In 1868 Kraft was made a major-general and assigned to command the Guard artillery brigade. At the same moment he became a member of the Artillerie Prüfungskommission. As commander of the Guard artillery brigade Kraft gained great distinction during the Franco-Prussian War, especially at Gravelotte and Sedan. He was in control of the artillery attack on the fortifications of Paris. In 1873 he was placed in command of an infantry division, and three years later was promoted to lieutenant-general. While he retired in 1879, he was made general of infantry in 1883 and then general of artillery in 1889.

== Writings ==
Kraft's military writings were numerous, and amongst them several have become classics. These are Briefe über Artillerie (English translation Letters on Artillery, 1887); Briefe über Strategie (1877; Letters on Strategy, 1898); and Gespräche über Reiterei (1887; Conversations on Cavalry). The Briefe über Infanterie and Briefe über Kavallerie (Letters on Infantry, Letters on Cavalry, 1889) are of less importance, though interesting as a reflection of prevailing German ideas.

== Memoirs ==
Kraft's memoirs (Aus meinem Leben) were prepared in retirement near Dresden, and the first volume (1897) created such a sensation that eight years were allowed to elapse before the publication was continued. Kraft died near Dresden in 1892.

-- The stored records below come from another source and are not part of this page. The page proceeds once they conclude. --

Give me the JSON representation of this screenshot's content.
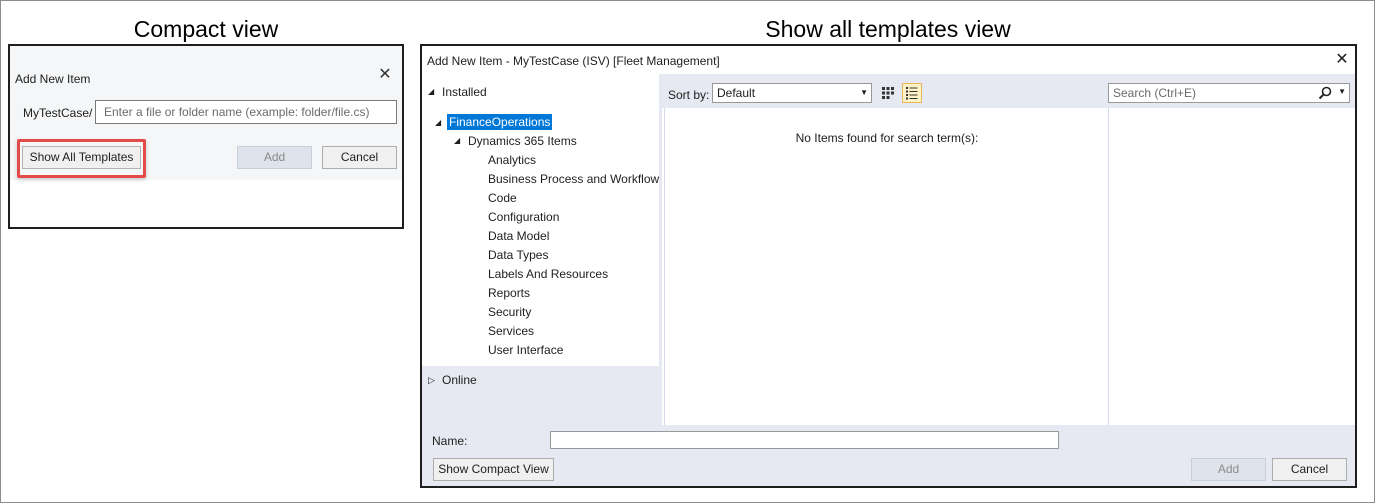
{
  "captions": {
    "compact": "Compact view",
    "full": "Show all templates view"
  },
  "compact_dialog": {
    "title": "Add New Item",
    "path_prefix": "MyTestCase/",
    "path_placeholder": "Enter a file or folder name (example: folder/file.cs)",
    "show_all_label": "Show All Templates",
    "add_label": "Add",
    "cancel_label": "Cancel"
  },
  "full_dialog": {
    "title": "Add New Item - MyTestCase (ISV) [Fleet Management]",
    "tree": {
      "installed": "Installed",
      "finance_operations": "FinanceOperations",
      "dynamics_items": "Dynamics 365 Items",
      "categories": [
        "Analytics",
        "Business Process and Workflow",
        "Code",
        "Configuration",
        "Data Model",
        "Data Types",
        "Labels And Resources",
        "Reports",
        "Security",
        "Services",
        "User Interface"
      ],
      "online": "Online"
    },
    "sort_by_label": "Sort by:",
    "sort_value": "Default",
    "search_placeholder": "Search (Ctrl+E)",
    "empty_message": "No Items found for search term(s):",
    "name_label": "Name:",
    "name_value": "",
    "show_compact_label": "Show Compact View",
    "add_label": "Add",
    "cancel_label": "Cancel"
  },
  "colors": {
    "highlight_border": "#e34a4a",
    "selection": "#0078d7",
    "pane_background": "#e6e9f1"
  }
}
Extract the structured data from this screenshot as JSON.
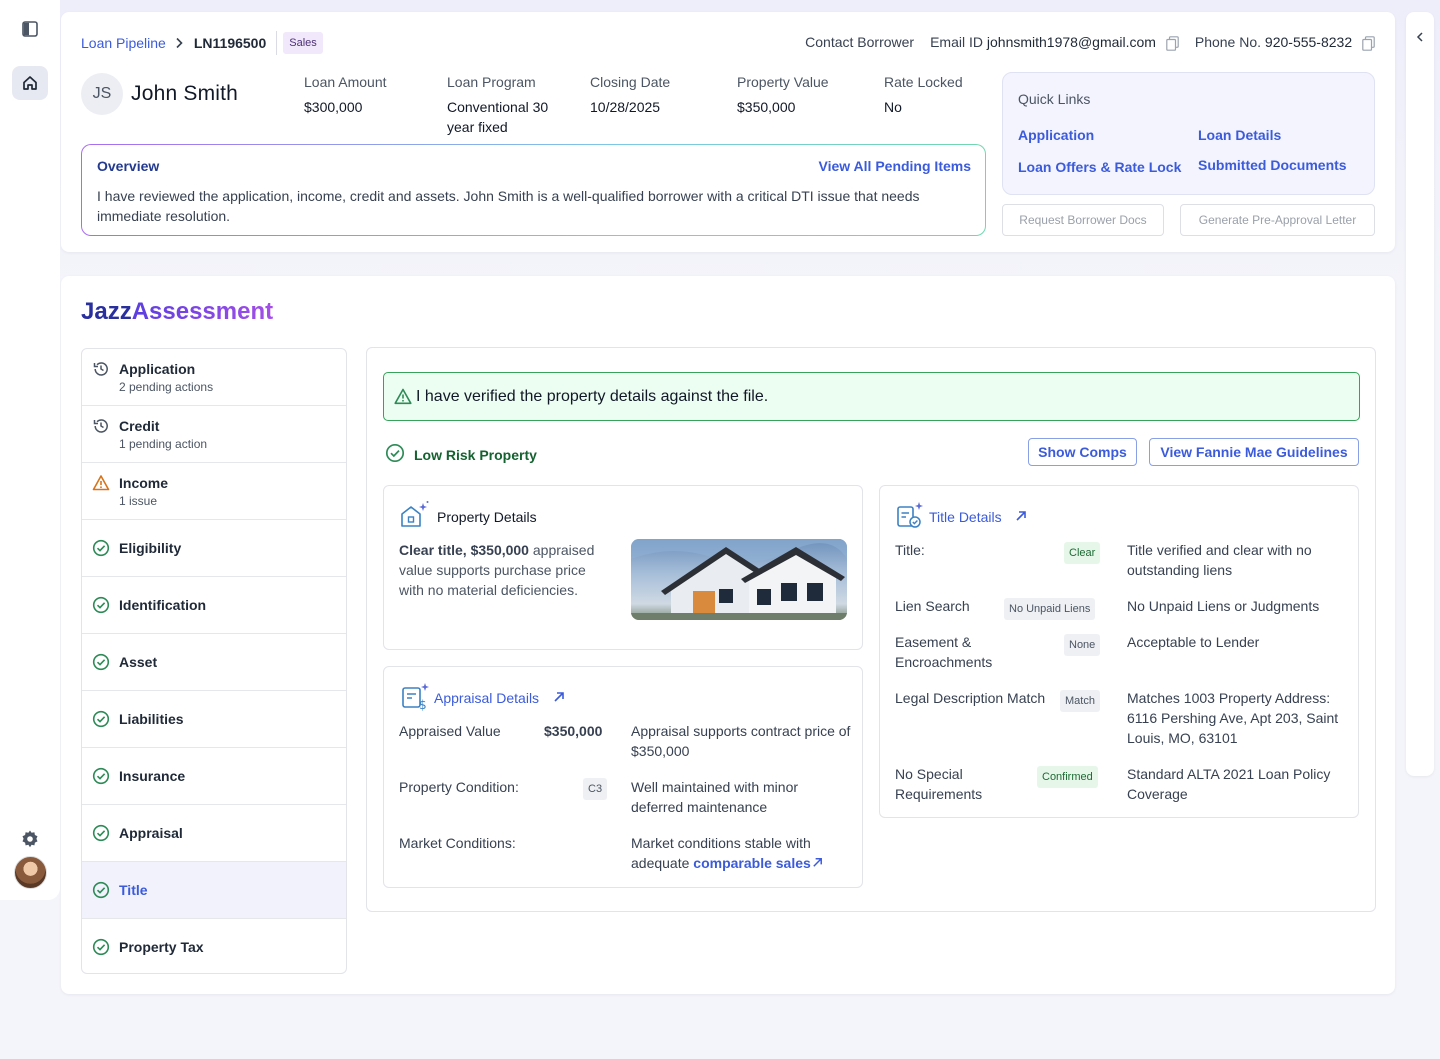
{
  "breadcrumb": {
    "root": "Loan Pipeline",
    "loan_id": "LN1196500",
    "badge": "Sales"
  },
  "contact": {
    "contact_label": "Contact Borrower",
    "email_label": "Email ID",
    "email": "johnsmith1978@gmail.com",
    "phone_label": "Phone No.",
    "phone": "920-555-8232"
  },
  "borrower": {
    "initials": "JS",
    "name": "John Smith"
  },
  "loan_summary": [
    {
      "label": "Loan Amount",
      "value": "$300,000"
    },
    {
      "label": "Loan Program",
      "value": "Conventional 30 year fixed"
    },
    {
      "label": "Closing Date",
      "value": "10/28/2025"
    },
    {
      "label": "Property Value",
      "value": "$350,000"
    },
    {
      "label": "Rate Locked",
      "value": "No"
    }
  ],
  "overview": {
    "title": "Overview",
    "link": "View All Pending Items",
    "text": "I have reviewed the application, income, credit and assets. John Smith is a well-qualified borrower with a critical DTI issue that needs immediate resolution."
  },
  "quick_links": {
    "title": "Quick Links",
    "items": [
      "Application",
      "Loan Details",
      "Loan Offers & Rate Lock",
      "Submitted Documents"
    ]
  },
  "actions": {
    "request_docs": "Request Borrower Docs",
    "preapproval": "Generate Pre-Approval Letter"
  },
  "assessment": {
    "title_a": "Jazz",
    "title_b": "Assessment"
  },
  "nav": [
    {
      "label": "Application",
      "sub": "2 pending actions",
      "status": "pending"
    },
    {
      "label": "Credit",
      "sub": "1 pending action",
      "status": "pending"
    },
    {
      "label": "Income",
      "sub": "1 issue",
      "status": "issue"
    },
    {
      "label": "Eligibility",
      "status": "ok"
    },
    {
      "label": "Identification",
      "status": "ok"
    },
    {
      "label": "Asset",
      "status": "ok"
    },
    {
      "label": "Liabilities",
      "status": "ok"
    },
    {
      "label": "Insurance",
      "status": "ok"
    },
    {
      "label": "Appraisal",
      "status": "ok"
    },
    {
      "label": "Title",
      "status": "ok",
      "active": true
    },
    {
      "label": "Property Tax",
      "status": "ok"
    }
  ],
  "banner": "I have verified the property details against the file.",
  "risk": "Low Risk Property",
  "buttons": {
    "comps": "Show Comps",
    "guidelines": "View Fannie Mae Guidelines"
  },
  "property_details": {
    "title": "Property Details",
    "bold": "Clear title, $350,000",
    "text": " appraised value supports purchase price with no material deficiencies."
  },
  "appraisal": {
    "title": "Appraisal Details",
    "rows": [
      {
        "label": "Appraised Value",
        "value": "$350,000",
        "note": "Appraisal supports contract price of $350,000"
      },
      {
        "label": "Property Condition:",
        "chip": "C3",
        "note": "Well maintained with minor deferred maintenance"
      },
      {
        "label": "Market Conditions:",
        "note_pre": "Market conditions stable with adequate ",
        "note_link": "comparable sales"
      }
    ]
  },
  "title_details": {
    "title": "Title Details",
    "rows": [
      {
        "label": "Title:",
        "chip": "Clear",
        "note": "Title verified and clear with no outstanding liens"
      },
      {
        "label": "Lien Search",
        "chip": "No Unpaid Liens",
        "note": "No Unpaid Liens or Judgments"
      },
      {
        "label": "Easement & Encroachments",
        "chip": "None",
        "note": "Acceptable to Lender"
      },
      {
        "label": "Legal Description Match",
        "chip": "Match",
        "note": "Matches 1003 Property Address: 6116 Pershing Ave, Apt 203, Saint Louis, MO, 63101"
      },
      {
        "label": "No Special Requirements",
        "chip": "Confirmed",
        "note": "Standard ALTA 2021 Loan Policy Coverage"
      }
    ]
  },
  "colors": {
    "accent": "#3b5bdb",
    "success": "#2e8b57",
    "warning": "#d9731a"
  }
}
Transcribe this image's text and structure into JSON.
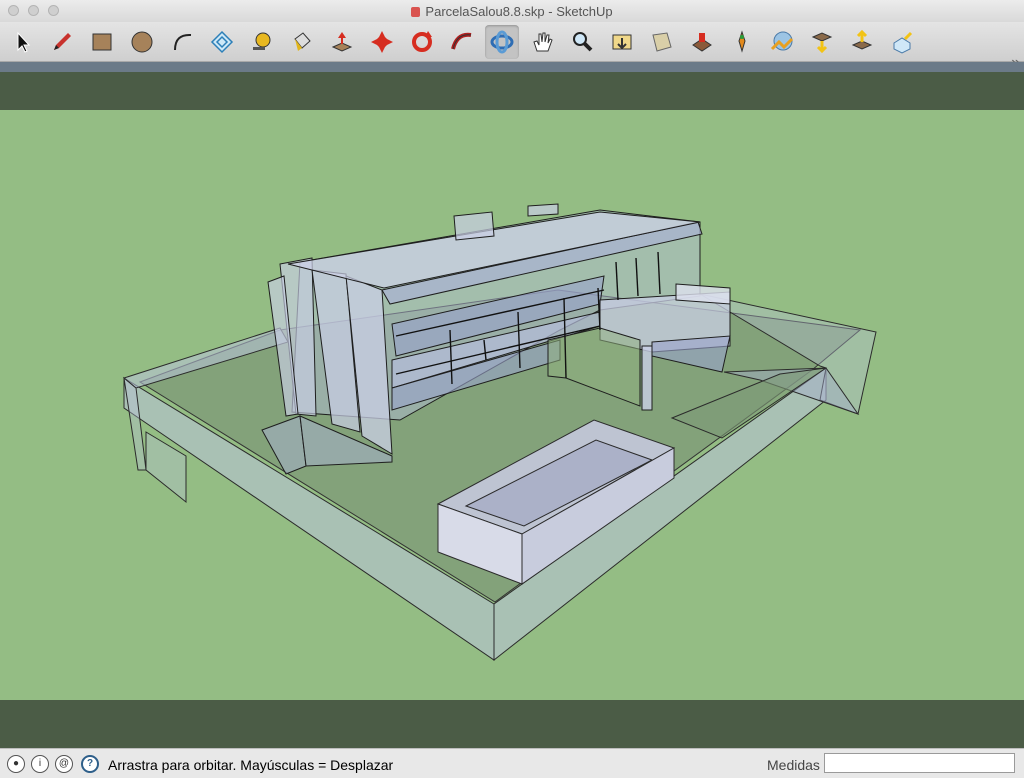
{
  "window": {
    "title": "ParcelaSalou8.8.skp - SketchUp"
  },
  "toolbar": {
    "tools": [
      {
        "name": "Select",
        "icon": "select-arrow-icon"
      },
      {
        "name": "Pencil",
        "icon": "pencil-icon"
      },
      {
        "name": "Rectangle",
        "icon": "rectangle-icon"
      },
      {
        "name": "Circle",
        "icon": "circle-icon"
      },
      {
        "name": "Arc",
        "icon": "arc-icon"
      },
      {
        "name": "Offset",
        "icon": "offset-icon"
      },
      {
        "name": "Tape Measure",
        "icon": "tape-measure-icon"
      },
      {
        "name": "Paint Bucket",
        "icon": "paint-bucket-icon"
      },
      {
        "name": "Push/Pull",
        "icon": "push-pull-icon"
      },
      {
        "name": "Move",
        "icon": "move-icon"
      },
      {
        "name": "Rotate",
        "icon": "rotate-icon"
      },
      {
        "name": "Follow Me",
        "icon": "follow-me-icon"
      },
      {
        "name": "Orbit",
        "icon": "orbit-icon",
        "active": true
      },
      {
        "name": "Pan",
        "icon": "pan-hand-icon"
      },
      {
        "name": "Zoom",
        "icon": "zoom-icon"
      },
      {
        "name": "Zoom Extents",
        "icon": "zoom-extents-icon"
      },
      {
        "name": "Section Plane",
        "icon": "section-plane-icon"
      },
      {
        "name": "Components",
        "icon": "components-icon"
      },
      {
        "name": "Add Location",
        "icon": "add-location-icon"
      },
      {
        "name": "Toggle Terrain",
        "icon": "terrain-icon"
      },
      {
        "name": "Get Models",
        "icon": "get-models-icon"
      },
      {
        "name": "Share Model",
        "icon": "share-model-icon"
      },
      {
        "name": "Share Component",
        "icon": "share-component-icon"
      },
      {
        "name": "Preview in Google Earth",
        "icon": "google-earth-icon"
      }
    ],
    "overflow": "»"
  },
  "viewport": {
    "sky_color": "#4b5c46",
    "ground_color": "#94bd84",
    "model_label": "3D model of house on plot (X-ray view)"
  },
  "status": {
    "text": "Arrastra para orbitar. Mayúsculas = Desplazar",
    "measure_label": "Medidas",
    "measure_value": ""
  }
}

==Orders and decorations==

- Kingdom of Prussia:
  - Knight of Honour of the Johanniter Order, 12 October 1846
  - Knight of the Royal Crown Order, 3rd Class, 18 January 1864
  - Knight's Cross of the Royal House Order of Hohenzollern, with Swords, 1864; Commander's Cross, 20 September 1866
  - Iron Cross (1870), 1st Class
  - Pour le Mérite (military), 16 February 1871
  - Knight of the Red Eagle, 2nd Class with Swords and Oak Leaves, 1871; 1st Class with Swords and Crown, 16 September 1875
  - Service Award Cross
- Baden: Commander of the Zähringer Lion, 2nd Class with Oak Leaves and Swords, 1867
- Kingdom of Bavaria: Grand Commander of the Military Merit Order
- Ernestine duchies: Grand Cross of the Saxe-Ernestine House Order, with Swords, 1872
- Grand Duchy of Hesse: Grand Cross of the Merit Order of Philip the Magnanimous, with Swords, 1 May 1870
- Mecklenburg-Schwerin: Military Merit Cross, 1st Class
- Oldenburg: Grand Commander of Honour of the Order of Duke Peter Friedrich Ludwig, with Swords, 26 March 1871
- Kingdom of Saxony: Commander of the Albert Order, 1st Class with War Decoration, 1870
- Schaumburg-Lippe: Military Merit Medal
- Württemberg: Grand Cross of the Friedrich Order, with Swords, 1871
- Austrian Empire: Knight of the Iron Crown, 2nd Class with War Decoration, 1864
- French Empire: Commander of the Legion of Honour
- Russian Empire:
  - Knight of St. Anna, 1st Class
  - Knight of St. George, 4th Class

== Literature ==
- Kurt von Priesdorff: Soldatisches Führertum. Band 8, Hanseatische Verlagsanstalt Hamburg, ohne Jahr, pp. 76–79.
- Bernhard von Poten: Hohenlohe-Ingelfingen, Kraft Prinz zu. In: Allgemeine Deutsche Biographie (ADB). Band 50, Duncker & Humblot, Leipzig 1905, pp. 444–446.